MHB lost both her Mother Caroline and her first-born (Annie Ellington Anderson, b. 17 Jul 1867) in 1868, and Thomas, now a widower, moved with his daughter and son-in-law to Morganfield, Union Co., in western KY. The family had connections there, since Thomas's brother David was already established at Morganfield. William Anderson started a grocery store there and in 1870 the household included William and MHB, their two sons Joseph (1 1/2) and George (newborn), and Thomas J. Berry whose occupation was now listed as lawyer (!). In addition to the immediate family there were several other people in the household: Eliza Blue (70) and Rachel A. Blue (33 and perhaps Eliza's daughter), William Mann (16, and occupation listed as druggist; probably an assistant to William), Louisa Vontress (15, black, occupation domestic servant), Richmond and Betty Lyons and their son James (55, 48, and 5, black, servants). It must have been an interesting house! Rachel Blue is listed as owning $13,000 in real estate, while William Anderson owns none. Perhaps William was renting the store from Ms. Blue. As to Ms. Vontress and the Lyons family, I don't know whether my greatgrandparents were taking advantage of hiring recently freed slaves as cheap labor, or perhaps were providing shelter and employment as a kindness. This is worth further research.

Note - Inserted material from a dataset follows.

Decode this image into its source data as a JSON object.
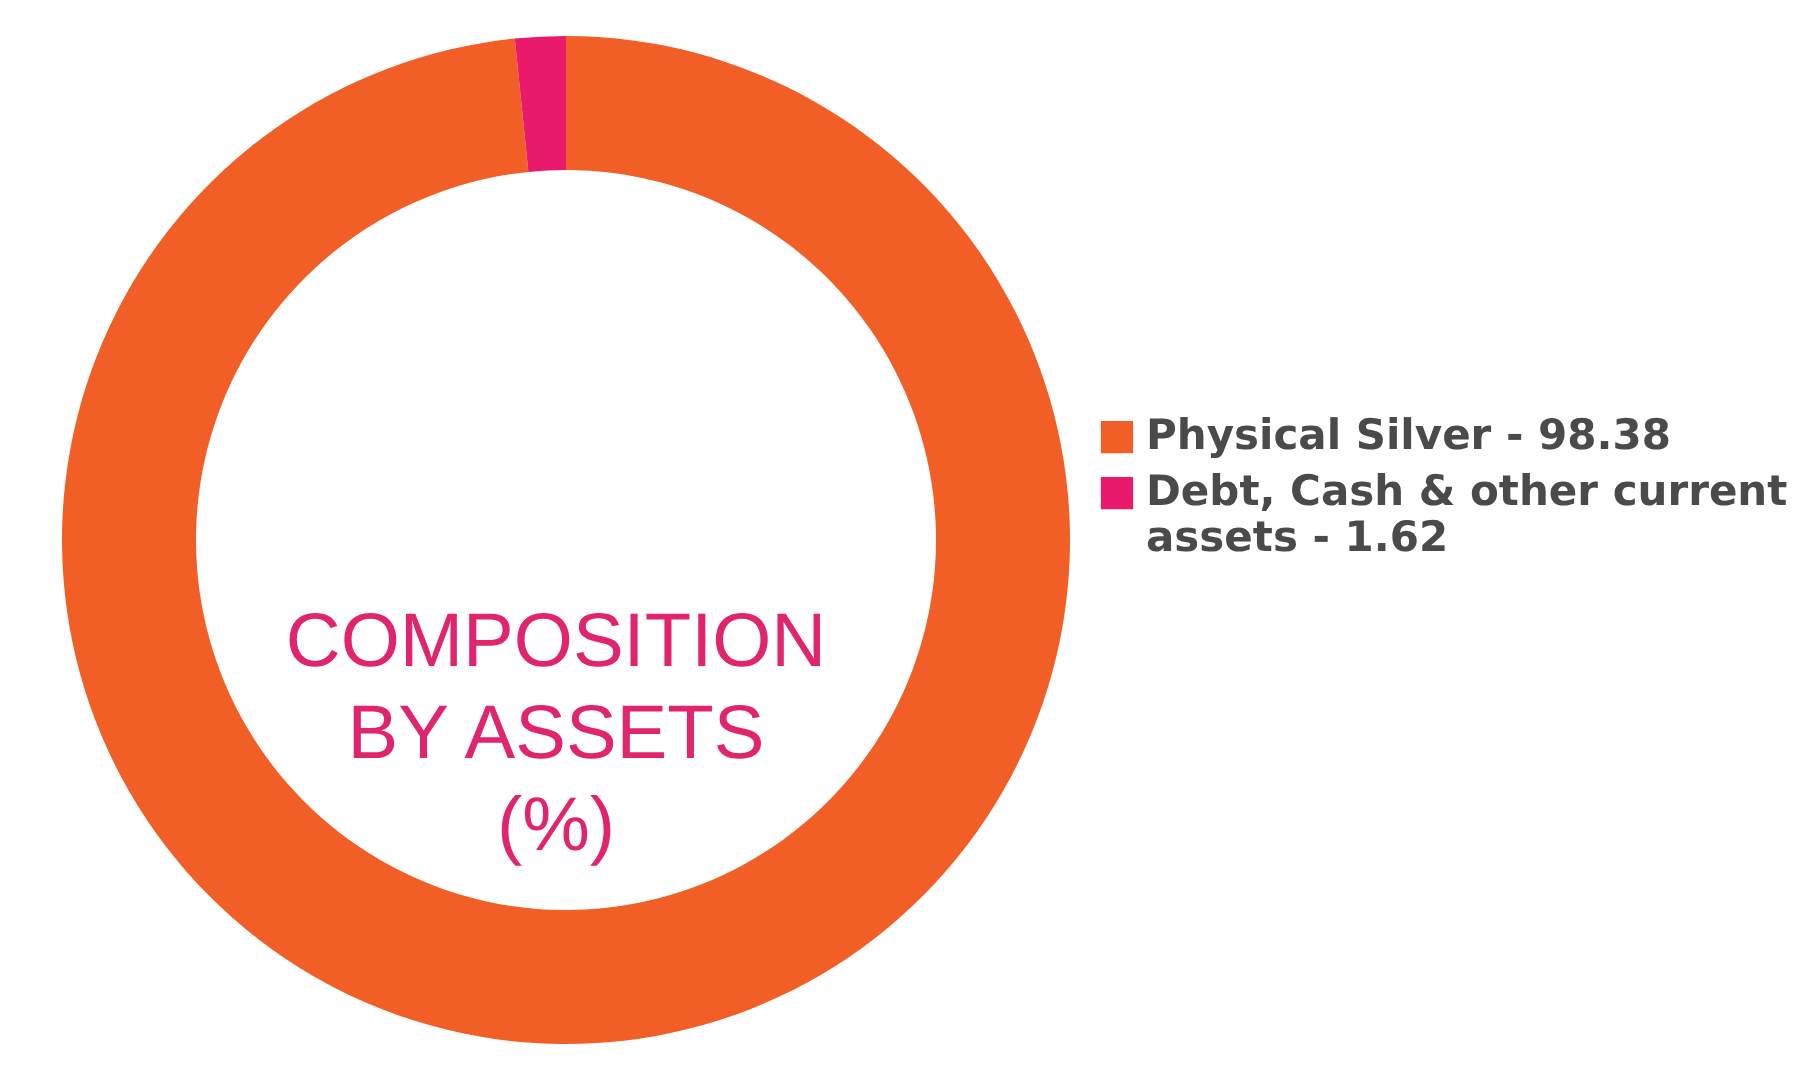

Thomas Berry died not long after the census in 1870. The grocery store was evidently not a great success, and the Andersons moved to Texas in 1876, with their two sons and daughter Caroline Jane Anderson (my Grandmother, b. 18 Dec 1871). Tradition (undocumented) is that they were on the first train to Fort Worth (July 19, 1876). In any case, they lived at Lancaster, Dallas Co. for a few years and then moved to Tolar, Hood Co. where they spent the rest of their lives. William became a farmer in Texas, and by 1900 owned his farm (with a mortgage) outside of Tolar at "Anderson Heights".

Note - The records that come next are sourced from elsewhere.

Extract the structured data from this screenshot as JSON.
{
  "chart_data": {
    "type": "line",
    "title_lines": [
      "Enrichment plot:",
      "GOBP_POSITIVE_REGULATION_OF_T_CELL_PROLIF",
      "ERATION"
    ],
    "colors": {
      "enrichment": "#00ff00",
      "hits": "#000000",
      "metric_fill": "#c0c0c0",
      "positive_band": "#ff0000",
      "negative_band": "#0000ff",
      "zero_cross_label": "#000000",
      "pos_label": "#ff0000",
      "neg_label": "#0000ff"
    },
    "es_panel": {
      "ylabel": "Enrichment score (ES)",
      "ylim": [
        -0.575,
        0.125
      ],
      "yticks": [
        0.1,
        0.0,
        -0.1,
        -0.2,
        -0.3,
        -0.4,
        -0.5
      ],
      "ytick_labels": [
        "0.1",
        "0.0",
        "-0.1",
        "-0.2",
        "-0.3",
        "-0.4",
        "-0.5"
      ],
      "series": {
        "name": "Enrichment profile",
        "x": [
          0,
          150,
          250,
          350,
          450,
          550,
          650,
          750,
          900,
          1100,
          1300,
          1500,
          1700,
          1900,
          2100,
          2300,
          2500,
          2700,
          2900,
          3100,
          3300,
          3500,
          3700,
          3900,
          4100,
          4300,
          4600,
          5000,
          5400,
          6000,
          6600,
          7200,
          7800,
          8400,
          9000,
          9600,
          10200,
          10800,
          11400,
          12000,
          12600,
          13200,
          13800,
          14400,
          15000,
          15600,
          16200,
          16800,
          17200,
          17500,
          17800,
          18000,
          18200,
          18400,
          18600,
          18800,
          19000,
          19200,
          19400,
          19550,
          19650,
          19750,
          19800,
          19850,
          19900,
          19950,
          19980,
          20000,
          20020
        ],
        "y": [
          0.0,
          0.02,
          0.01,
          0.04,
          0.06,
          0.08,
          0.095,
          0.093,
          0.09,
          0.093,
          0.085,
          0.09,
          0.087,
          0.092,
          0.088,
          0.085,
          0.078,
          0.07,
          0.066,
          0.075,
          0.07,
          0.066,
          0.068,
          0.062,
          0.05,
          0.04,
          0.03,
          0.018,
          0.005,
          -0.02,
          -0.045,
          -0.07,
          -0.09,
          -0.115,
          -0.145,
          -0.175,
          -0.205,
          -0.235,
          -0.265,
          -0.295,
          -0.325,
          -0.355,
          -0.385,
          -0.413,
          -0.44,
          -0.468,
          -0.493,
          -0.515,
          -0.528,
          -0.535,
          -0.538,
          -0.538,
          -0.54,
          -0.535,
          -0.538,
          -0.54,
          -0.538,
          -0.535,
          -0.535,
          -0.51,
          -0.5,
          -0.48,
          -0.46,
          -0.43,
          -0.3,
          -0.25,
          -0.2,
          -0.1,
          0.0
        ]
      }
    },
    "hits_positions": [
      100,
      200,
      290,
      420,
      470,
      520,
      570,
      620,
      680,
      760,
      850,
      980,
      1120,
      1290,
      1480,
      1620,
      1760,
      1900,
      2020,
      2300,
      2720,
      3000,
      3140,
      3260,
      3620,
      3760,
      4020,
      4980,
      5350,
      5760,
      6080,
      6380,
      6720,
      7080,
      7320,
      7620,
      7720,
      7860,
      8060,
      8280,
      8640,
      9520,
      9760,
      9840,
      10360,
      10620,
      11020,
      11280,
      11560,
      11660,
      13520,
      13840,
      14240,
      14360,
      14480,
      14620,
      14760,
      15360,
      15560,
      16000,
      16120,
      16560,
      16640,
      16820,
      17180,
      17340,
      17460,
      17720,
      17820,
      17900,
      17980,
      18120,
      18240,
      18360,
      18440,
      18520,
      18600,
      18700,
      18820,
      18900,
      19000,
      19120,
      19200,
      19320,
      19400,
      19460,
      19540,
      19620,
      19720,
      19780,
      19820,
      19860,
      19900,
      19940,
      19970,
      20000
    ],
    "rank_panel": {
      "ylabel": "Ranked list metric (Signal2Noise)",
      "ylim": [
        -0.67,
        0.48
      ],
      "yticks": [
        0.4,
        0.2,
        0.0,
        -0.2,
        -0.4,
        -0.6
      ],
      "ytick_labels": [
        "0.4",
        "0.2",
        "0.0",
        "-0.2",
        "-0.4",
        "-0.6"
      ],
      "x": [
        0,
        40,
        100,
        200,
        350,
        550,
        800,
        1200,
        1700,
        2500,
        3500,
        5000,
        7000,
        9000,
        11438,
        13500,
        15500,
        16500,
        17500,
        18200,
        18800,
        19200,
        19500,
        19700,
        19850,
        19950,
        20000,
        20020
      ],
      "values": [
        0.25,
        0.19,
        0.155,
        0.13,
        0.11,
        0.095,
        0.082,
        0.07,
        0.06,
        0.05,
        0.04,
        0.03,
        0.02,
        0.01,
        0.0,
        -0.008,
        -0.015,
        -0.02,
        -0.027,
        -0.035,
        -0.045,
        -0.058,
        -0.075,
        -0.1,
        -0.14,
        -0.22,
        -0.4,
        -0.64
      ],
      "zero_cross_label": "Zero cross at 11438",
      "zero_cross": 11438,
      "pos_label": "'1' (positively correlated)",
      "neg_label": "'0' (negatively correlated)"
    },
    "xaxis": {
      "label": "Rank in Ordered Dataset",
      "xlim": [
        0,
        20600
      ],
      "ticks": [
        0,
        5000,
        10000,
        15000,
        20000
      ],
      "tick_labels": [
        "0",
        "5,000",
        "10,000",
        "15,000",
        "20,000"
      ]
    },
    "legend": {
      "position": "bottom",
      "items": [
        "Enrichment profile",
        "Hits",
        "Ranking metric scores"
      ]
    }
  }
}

Thanks to a few surviving letters from MHB (to her niece Fanny Bain Berry, and her daughter Caroline Jane Anderson) we have some idea how hard it was to make a living on a small farm in Texas. In a letter to Caroline (Aug 25th 1902) MHB she describes the oppressive hot wind, the good news that the bee-gums are full of honey (but she is afraid to rob the hives so is waiting for the men to do it) and that she has a dozen eggs to sell in Tolar the next day, and bad news that the heat and wind were damaging the cotton crop. William died two years later, in 1904 and I believe (but have not been able to document) that MHB then moved into Tolar. In any case she continued to correspond, and her last letter (that I have seen) was to her niece Fanny Bain Berry, on 4 April 1908. She was enjoying the pleasant spring weather and seemed to be active socially, visiting and receiving visits from family and friends. She also included some information for Fanny about the Civil War service of Jim Berry (MHB's brother and Fanny's father) and told Fanny that an old comrade of Jim's had suggested that MHB and Fanny both join the United Daughters of the Confederacy. I don't think that Mary Houston Berry ever joined the UDC; she died 24 Feb 1909 and is buried with her husband at the Stroud's Creek Cemetery, Tolar, Texas.